La véritable histoire est bien connue : c’est celle d’idées, d’intentions, de concepts qui enflamment vaguement l’imagination mais ne dépasseront jamais le stade du papier glacé du dossier de presse, parce qu’ils n’ont, au fond, été conçus que comme des arguments de marketing, à l’instar de l’accroche sur l’affiche (« La lâcheté a enfin un nom !»). La parodie, ici, n’est pas neuve, mais se veut prometteuse : faire de Robin des Bois un sinistre crevard sans foi ni loi qui vole les pauvres parce que voler les riches est trop dangereux, de Marianne un laideron, de Petit Jean un chef de bande à l’haleine de chacal, du shérif de Nottingham un… On pourrait faire l’inventaire de toutes les idées rigolotes qu’ont eues Max Boublil, coscénariste et acteur principal, et son copain réalisateur Anthony Marciano. La liste n’est pas si longue, mais elle est surtout inutile : jamais cette panoplie parodique ne donnera forme à quoi que ce soit à l’écran, malgré toutes les gesticulations qu’on y verra.

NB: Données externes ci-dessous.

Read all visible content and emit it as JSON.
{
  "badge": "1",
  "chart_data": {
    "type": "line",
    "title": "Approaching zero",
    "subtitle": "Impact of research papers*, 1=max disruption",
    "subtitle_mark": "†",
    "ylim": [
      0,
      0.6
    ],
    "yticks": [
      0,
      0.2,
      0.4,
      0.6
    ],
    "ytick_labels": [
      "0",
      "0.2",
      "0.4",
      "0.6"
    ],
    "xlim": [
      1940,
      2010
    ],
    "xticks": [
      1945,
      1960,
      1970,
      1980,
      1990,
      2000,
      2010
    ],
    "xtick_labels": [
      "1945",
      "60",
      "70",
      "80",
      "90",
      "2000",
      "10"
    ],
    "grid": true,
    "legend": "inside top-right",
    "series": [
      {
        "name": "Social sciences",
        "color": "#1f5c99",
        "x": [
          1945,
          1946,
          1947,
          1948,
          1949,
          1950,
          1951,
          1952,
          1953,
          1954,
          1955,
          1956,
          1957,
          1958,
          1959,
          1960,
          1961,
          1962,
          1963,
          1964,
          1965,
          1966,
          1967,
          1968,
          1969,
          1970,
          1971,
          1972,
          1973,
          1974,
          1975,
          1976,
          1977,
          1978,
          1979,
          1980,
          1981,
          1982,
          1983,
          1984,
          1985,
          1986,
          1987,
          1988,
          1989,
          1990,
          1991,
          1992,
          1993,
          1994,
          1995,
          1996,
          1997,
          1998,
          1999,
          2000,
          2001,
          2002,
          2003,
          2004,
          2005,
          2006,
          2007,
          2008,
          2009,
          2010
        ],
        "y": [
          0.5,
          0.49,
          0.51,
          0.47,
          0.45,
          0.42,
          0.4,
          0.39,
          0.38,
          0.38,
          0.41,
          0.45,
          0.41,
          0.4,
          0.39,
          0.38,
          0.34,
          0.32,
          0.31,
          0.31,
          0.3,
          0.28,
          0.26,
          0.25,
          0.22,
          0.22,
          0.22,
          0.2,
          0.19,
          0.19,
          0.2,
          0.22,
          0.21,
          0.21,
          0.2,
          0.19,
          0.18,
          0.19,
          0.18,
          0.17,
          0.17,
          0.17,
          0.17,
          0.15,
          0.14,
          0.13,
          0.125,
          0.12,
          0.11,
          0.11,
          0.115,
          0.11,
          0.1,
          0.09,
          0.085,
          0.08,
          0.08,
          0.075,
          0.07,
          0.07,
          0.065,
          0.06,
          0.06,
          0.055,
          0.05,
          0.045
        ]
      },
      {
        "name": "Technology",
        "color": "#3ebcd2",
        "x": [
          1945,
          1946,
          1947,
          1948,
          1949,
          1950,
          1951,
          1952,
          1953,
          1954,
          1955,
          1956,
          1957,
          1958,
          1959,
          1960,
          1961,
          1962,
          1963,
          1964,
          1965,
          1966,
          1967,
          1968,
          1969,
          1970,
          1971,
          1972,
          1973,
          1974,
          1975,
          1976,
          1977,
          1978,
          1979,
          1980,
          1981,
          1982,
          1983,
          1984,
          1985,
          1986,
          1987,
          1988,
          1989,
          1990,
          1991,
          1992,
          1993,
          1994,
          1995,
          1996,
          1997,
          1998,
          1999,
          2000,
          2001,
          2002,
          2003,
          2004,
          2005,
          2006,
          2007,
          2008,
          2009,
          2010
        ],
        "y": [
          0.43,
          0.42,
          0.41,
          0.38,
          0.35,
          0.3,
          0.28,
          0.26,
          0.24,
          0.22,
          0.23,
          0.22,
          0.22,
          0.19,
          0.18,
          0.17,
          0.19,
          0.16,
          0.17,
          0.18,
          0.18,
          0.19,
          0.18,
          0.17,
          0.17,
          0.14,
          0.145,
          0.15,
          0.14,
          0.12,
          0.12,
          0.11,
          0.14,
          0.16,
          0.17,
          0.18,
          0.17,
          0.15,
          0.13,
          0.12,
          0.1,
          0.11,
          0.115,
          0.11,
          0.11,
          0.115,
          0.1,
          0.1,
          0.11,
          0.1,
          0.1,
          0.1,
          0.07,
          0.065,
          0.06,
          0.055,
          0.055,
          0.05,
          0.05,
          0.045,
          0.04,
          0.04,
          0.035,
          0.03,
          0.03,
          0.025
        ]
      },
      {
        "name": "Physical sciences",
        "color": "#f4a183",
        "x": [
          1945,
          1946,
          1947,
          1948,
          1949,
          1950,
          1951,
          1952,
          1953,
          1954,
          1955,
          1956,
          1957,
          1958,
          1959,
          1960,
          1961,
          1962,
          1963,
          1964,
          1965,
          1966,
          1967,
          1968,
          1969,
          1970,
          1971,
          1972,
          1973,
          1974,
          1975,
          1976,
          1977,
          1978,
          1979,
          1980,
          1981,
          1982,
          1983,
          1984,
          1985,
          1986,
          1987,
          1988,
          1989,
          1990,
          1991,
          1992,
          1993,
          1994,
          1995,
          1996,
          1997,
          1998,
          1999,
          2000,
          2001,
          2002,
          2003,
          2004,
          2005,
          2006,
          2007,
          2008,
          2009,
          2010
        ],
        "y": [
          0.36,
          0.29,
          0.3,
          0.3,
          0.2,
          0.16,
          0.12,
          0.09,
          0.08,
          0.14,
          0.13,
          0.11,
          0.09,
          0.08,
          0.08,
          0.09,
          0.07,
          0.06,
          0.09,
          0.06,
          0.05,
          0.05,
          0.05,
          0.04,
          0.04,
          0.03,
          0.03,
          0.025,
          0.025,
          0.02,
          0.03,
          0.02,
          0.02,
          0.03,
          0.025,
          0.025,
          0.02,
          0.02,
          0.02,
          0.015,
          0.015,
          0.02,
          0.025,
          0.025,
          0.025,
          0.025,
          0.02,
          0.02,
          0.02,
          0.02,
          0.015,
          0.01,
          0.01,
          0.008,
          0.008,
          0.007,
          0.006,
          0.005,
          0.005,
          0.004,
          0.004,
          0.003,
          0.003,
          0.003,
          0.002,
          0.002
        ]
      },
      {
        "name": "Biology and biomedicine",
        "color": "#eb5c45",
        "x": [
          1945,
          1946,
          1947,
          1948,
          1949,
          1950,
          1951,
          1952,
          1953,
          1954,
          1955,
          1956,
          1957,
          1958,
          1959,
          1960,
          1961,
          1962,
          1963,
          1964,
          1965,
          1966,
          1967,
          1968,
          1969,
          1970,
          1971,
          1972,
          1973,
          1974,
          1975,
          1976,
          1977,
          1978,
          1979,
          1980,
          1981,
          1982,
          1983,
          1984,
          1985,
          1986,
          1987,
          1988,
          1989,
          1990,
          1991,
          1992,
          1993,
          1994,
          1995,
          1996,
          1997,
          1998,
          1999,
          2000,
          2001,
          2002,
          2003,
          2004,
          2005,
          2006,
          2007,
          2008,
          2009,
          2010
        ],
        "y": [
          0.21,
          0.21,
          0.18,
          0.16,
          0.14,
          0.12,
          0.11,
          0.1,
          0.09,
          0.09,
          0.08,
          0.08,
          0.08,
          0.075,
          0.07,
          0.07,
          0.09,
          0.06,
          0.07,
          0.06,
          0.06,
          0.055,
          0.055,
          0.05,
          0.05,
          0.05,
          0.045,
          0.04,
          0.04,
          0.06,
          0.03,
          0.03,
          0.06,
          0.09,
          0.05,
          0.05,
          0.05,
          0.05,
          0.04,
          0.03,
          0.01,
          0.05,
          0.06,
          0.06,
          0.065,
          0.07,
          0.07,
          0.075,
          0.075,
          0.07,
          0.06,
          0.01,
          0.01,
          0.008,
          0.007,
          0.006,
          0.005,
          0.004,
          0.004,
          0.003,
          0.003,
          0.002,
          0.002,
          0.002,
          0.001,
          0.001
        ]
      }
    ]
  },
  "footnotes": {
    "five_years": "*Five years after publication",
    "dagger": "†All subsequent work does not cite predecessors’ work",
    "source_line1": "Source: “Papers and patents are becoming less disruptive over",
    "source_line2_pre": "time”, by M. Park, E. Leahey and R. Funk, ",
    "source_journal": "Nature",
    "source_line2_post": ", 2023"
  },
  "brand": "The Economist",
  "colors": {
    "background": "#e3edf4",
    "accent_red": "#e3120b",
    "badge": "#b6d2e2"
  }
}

Robin des Bois, la véritable histoire n’est rien d’autre qu’une émanation costumée du triste tout-venant du comique télévisuel français : les gags — en majorité un débit de vannes, Boublil n’étant apparemment pas décidé à muer ses tics de stand-up français en vrai talent comique — ne servent pas la parodie, mais lui font barrage en n’existant que pour eux-mêmes. Et il faut voir avec quel désespoir la machine à faire rire racle les fonds de tiroir de l’humour, tâchant de boucher le moindre temps mort, au mépris de toute pensée comique cohérente : ainsi certains gags seront-ils répétés une fois, comme pour amorcer un running-gag, mais abandonnés juste après… Du coup, les gags, on ne voit qu’eux, leur profusion, leurs efforts pour nous arracher un éclat de rire assez vite pour nous empêcher de réaliser qu’ils vont du consternant (ici on vanne encore sur les fautes de français…) au franchement embarrassant (les piques envers les minorités prenant ici un tour bien mesquin).
Les Seigneurs de Sherwood
Si Robin des Bois est ici une racaille à la petite semaine, l’arnaque primordiale se trouve dans le titre du film : le mot « véritable ». Car rien n’est vrai ici, rien ne s’incarne, ni les personnages, ni la lâcheté vantée sur l’affiche, ni même le film (entre mise en scène absolument informe et acteurs à la dérive des tics télévisuels), encore moins la pseudo-impertinence agressivement brandie (sous le prétexte des personnages affreux, sales et méchants) qui ne subvertit rien, n’étant en réalité que le symptôme d’une norme comique arrogante et antipathique. Bien sûr, cette absence totale de substance peut difficilement passer pour un accident. En coupant systématiquement court à toute velléité de mise en place (d’un personnage, d’une situation, d’une intrigue, de n’importe quoi), il s’agit de maintenir l’emprise sur le spectateur en le gardant dans un état de régression calculée et autoritaire. Ne pas se fier à ces faux airs de Kaamelott trash : tandis que le sens de l’absurde de la bande à Astier a su formuler, pourtant au sein de la même télévision, un petit monde abstrait, habité et ouvert, Boublil et ses comparses n’invitent qu’à se recroqueviller avec eux sur un néant fait de bêtise crasse et auto-satisfaite, celle qu’on flatte pour faire rire sans qu’elle soit drôle. Un sous-titre lui sera tout trouvé : Les Seigneurs de Sherwood — peu de chose à voir avec des braqueurs justiciers, mais bien plus avec une autre purge signée Olivier Dahan.